Cobre Panama produces about 1.5% of the world's copper

Massive protests erupted in Panama in recent weeks against a new law that allows the Canadian mining company First Quantum Minerals to operate the country’s largest copper mine, Cobre Panama. Thousands took to the streets of Panama City to denounce the environmental impact of the mine and their sense that the mining company represents an infringement of national sovereignty. The strong opposition to the firm and the government’s response cast a cloud over Panama’s investor-friendly image. 

The open pit mine, located in the province of Colon, produces about 1.5% of the world’s copper and has been a major source of revenues for the Panamanian government in recent years. President Laurentino Cortizo has tried unsuccessfully to appease protesters by modifying the original contract agreed in March. 

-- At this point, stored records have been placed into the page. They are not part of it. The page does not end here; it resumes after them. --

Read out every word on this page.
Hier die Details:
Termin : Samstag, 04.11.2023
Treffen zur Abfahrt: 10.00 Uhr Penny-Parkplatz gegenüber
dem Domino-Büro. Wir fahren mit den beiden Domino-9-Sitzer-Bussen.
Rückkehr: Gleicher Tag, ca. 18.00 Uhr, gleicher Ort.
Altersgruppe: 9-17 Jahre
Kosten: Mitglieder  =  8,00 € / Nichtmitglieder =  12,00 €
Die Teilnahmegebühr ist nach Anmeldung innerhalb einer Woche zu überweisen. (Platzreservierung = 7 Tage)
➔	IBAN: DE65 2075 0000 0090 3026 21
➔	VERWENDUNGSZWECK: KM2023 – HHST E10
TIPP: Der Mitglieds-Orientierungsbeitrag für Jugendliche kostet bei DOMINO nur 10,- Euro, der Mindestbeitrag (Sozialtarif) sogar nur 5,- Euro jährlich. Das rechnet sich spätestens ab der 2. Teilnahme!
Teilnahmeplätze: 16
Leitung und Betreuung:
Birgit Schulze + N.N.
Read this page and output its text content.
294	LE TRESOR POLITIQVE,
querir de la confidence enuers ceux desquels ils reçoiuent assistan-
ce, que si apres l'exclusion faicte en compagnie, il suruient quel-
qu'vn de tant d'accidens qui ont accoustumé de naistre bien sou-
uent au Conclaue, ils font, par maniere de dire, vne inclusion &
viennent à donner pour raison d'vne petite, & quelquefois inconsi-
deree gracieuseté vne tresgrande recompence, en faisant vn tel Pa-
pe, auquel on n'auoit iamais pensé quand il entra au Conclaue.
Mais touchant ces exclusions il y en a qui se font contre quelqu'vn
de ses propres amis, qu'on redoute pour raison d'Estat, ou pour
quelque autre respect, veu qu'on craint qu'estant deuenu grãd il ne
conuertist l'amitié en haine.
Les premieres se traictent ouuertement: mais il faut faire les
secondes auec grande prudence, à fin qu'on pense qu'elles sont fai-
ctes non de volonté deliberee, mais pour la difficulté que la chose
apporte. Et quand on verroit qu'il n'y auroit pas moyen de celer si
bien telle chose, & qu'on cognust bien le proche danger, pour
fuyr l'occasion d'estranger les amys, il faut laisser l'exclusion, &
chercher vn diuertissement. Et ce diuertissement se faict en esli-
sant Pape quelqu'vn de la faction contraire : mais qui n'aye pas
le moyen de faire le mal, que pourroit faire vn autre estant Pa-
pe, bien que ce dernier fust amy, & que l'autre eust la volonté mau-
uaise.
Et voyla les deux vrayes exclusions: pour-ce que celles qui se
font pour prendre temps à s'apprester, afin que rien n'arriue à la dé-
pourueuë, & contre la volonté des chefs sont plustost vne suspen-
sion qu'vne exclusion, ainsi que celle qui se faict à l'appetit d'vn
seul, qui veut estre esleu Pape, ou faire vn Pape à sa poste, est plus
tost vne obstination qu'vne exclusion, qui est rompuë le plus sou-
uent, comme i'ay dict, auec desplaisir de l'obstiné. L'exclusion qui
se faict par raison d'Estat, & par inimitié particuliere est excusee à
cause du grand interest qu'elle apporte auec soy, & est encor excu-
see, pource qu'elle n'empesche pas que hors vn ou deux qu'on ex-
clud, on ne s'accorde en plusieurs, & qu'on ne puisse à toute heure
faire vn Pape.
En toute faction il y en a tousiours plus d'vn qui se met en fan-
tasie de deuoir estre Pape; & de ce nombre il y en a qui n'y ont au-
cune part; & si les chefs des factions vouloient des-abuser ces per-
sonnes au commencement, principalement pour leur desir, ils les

Credit rating agency Moody’s has downgraded Panama’s sovereign debt to Baa3 from Baa2 (the lowest investment-grade rating) citing weak fiscal structures and social and political tensions. Likewise, J.P. Morgan warned that Panama’s chances of losing its investment-grade rating will increase significantly if the mining contract is revoked. On the other hand, if the contract goes through, there could be a major public outcry. Social instability would hinder investment attraction in 2024, as protests become increasingly violent. Tourism and trade may be particularly affected by disruptions to economic activity.

Overview

  • On October 20, the administration of President Cortizo enacted Mining Law 406, granting the company First Quantum the right to produce copper for 20 years in the country, with the option to extend it for an additional 20 years. The new contract increased the royalties received by the Panamanian State to 16% from 2% and guaranteed a minimum annual contribution of US$ 375 million. Some controversial clauses that were present in the original contract were eliminated, such as the company’s power to expropriate land for exploitation and concessions for gold and silver exploration.
  • However, protesters argue that the extension of the mining contract will harm the environment and benefit foreign corporations at the expense of Panamanians. They also demand greater transparency in the government’s negotiations with the company and a greater share of the profits from mining operations.
  • Panama’s public ministry called the new law unconstitutional. The Administration Attorney, Rigoberto Gonzalez, denounced the lack of a transparent public bidding process and the absence of an effective and prior public consultation to guarantee citizen participation. 
  • In response to the demands, Congress held three extraordinary sessions to address the issue. The legislators desisted from repealing the mining law and instead declared an indefinite moratorium on metallic mining throughout the country.
  • The effects of the protests are already being felt in the economy. The Panamanian Hotel Association (APATEL) estimates US$ 200 million in losses for the tourism sector. In Panama City, where the bulk of the protests are concentrated, hotel occupancy has fallen to 25%. Meanwhile, road blockades have led to shortages of food, fuel, and medicines, mainly in the interior provinces.

Our View

Congress reversed its decision to repeal the mining contract, as some legislators concluded that it would be preferable for the Supreme Court to rule over the matter. Either way, the consequences will be dire. If the court declares the contract unconstitutional and repeals it, Panama’s economic outlook could be turned upside down. According to the minister of economy and finance, Panama’s GDP would only grow by 1% in 2023, and not the projected 6%, if it were not for the mine’s activity, as copper extraction by First Quantum contributes approximately 4.8% of GDP and creates more than 49,000 direct and indirect jobs. The halt in the company’s operations would jeopardize the country’s second-largest source of income after the Panama Canal.